On top of it all, we have costumes to put together for a fancy dress party in Scotland. I didn’t use “fancy dress” to be sound affected but rather to find a synonym for costumes, as I don’t love repeating myself.
Hopefully nobody’s reading this but we’re going to go as a post-apocalyptic Melania and Barron sort of zombies but with some Mary-Jesus overtones (did you notice that Melania worke della robbia blue to the corona-…I mean the inauguration?
I don’t know dear reader me thinks I might be barking up the totally wrong tree here. Or let’s make that trees plural. I am in a period of things ending me-thinks and I really need to look at my solar return chart even though I don’t really know my birth time just vicinity surrounding.
I try not to sound too reactive to things. It’s one of my whatever you call its in twelve-step programs meaning fatal flaws. I’ll think of it. Anyway, I feel myself in a mental-nervous spin down and I’m want to catch myself. I think that this is what this time is for: The joy that can be had from purposefully keeping your head above water, exercising your will to maintain integrity.
Some part of my brain likes to write.
It’s ironic, paradoxical that this is the most dire year yet in regard to fundraising for my festival, and lots of other things are unraveling (one of our artist’s shows is called Unraveling btw). We are coming to another crossroads where things that have been traditionally in place are no longer available. The kicker is that I’m finding myself getting a feeling of elation from things falling apart. I get a visual flash in my mind of a modern northern city. That’s the celtic witch “visual feelings” thing I get.
The truth is I need to build my non-profit work as a business and I’m down for doing that. I will certainly get to the lemniscate year; and I will surely try out the touring bit, but I can no longer get locked into personal weirdnesses with people. This was an off year, what with the oaf and all.

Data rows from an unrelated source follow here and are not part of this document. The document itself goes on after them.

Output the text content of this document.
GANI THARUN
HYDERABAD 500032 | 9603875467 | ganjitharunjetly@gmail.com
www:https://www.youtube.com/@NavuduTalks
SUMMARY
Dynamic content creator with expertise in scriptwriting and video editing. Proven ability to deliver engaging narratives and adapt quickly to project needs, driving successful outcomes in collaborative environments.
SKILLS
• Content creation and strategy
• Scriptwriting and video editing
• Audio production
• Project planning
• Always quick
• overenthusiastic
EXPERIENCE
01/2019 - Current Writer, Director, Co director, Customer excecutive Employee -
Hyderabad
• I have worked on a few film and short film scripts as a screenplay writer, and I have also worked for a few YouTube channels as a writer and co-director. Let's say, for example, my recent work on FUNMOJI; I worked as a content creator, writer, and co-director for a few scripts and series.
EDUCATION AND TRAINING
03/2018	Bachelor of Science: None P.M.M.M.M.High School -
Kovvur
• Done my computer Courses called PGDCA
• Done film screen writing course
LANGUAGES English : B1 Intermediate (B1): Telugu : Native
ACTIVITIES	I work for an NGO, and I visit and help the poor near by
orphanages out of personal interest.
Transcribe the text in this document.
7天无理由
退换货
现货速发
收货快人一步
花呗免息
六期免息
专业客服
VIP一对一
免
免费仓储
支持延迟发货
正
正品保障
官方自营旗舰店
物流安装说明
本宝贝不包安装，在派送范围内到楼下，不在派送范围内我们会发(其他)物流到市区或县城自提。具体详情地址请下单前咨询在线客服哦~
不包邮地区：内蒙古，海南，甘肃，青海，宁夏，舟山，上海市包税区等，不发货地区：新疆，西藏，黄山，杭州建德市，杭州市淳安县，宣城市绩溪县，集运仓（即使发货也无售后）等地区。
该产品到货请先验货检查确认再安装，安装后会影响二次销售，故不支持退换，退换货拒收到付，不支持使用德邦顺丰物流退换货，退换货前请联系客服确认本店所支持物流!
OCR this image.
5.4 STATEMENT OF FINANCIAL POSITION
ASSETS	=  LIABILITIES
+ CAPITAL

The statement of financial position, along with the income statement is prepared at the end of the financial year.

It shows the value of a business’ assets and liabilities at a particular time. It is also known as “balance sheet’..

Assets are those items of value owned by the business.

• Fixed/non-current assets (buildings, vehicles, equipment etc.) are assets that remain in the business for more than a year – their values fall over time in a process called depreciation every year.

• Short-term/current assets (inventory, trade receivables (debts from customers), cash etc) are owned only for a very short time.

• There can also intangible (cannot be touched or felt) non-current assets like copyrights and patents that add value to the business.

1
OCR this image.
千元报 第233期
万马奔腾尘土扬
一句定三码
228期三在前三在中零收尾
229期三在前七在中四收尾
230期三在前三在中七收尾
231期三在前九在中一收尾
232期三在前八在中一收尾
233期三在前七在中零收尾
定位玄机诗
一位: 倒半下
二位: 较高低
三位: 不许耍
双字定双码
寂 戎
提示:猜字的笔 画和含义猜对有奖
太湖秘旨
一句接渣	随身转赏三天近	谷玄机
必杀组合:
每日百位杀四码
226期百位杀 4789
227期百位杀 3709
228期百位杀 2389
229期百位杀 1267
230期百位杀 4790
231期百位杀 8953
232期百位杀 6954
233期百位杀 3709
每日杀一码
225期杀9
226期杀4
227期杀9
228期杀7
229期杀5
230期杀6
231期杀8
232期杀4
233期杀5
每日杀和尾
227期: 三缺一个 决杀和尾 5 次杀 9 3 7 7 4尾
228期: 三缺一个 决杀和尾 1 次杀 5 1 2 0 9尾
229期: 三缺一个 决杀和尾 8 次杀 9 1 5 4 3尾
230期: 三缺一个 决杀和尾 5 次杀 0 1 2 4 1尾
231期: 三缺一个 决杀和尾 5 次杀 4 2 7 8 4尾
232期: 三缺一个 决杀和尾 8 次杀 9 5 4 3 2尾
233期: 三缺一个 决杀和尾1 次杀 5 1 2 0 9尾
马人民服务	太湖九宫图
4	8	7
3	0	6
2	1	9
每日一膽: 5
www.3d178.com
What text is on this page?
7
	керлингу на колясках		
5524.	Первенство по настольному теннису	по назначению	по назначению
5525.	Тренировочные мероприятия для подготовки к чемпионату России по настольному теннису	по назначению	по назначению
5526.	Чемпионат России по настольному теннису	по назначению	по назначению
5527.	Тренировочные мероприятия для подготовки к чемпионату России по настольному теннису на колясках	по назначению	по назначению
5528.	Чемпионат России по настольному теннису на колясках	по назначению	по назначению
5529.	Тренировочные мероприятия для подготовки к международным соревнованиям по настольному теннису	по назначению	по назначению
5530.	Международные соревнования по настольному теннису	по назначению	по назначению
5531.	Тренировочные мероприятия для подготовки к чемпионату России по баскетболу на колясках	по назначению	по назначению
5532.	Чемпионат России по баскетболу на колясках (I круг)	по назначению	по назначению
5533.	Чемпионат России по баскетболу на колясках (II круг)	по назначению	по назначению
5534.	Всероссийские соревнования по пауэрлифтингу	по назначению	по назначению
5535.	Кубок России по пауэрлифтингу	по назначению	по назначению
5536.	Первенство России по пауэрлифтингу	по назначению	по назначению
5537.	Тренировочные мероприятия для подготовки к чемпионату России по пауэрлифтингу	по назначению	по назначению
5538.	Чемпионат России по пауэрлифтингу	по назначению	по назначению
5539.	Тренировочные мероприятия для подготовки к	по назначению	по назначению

What is becoming clear: I want to perform and I almost feel urged, as a form of survival, to give it the greatest go. Performing as a duo or solo almost feels now like a life raft I’m clinging to. Things fall apart and we need let them. Things are the universe, the grand other with which you are having a relationship—that is a searing aspect of Aquarius, ruled by Uranus, personification of the universe. Uni (one) verse? Well, in French, I know, Aquarius is verseau, meaning vessel (grail, cup) of the Water Bearer, so the universe is one big vessel pouring, what?, itself?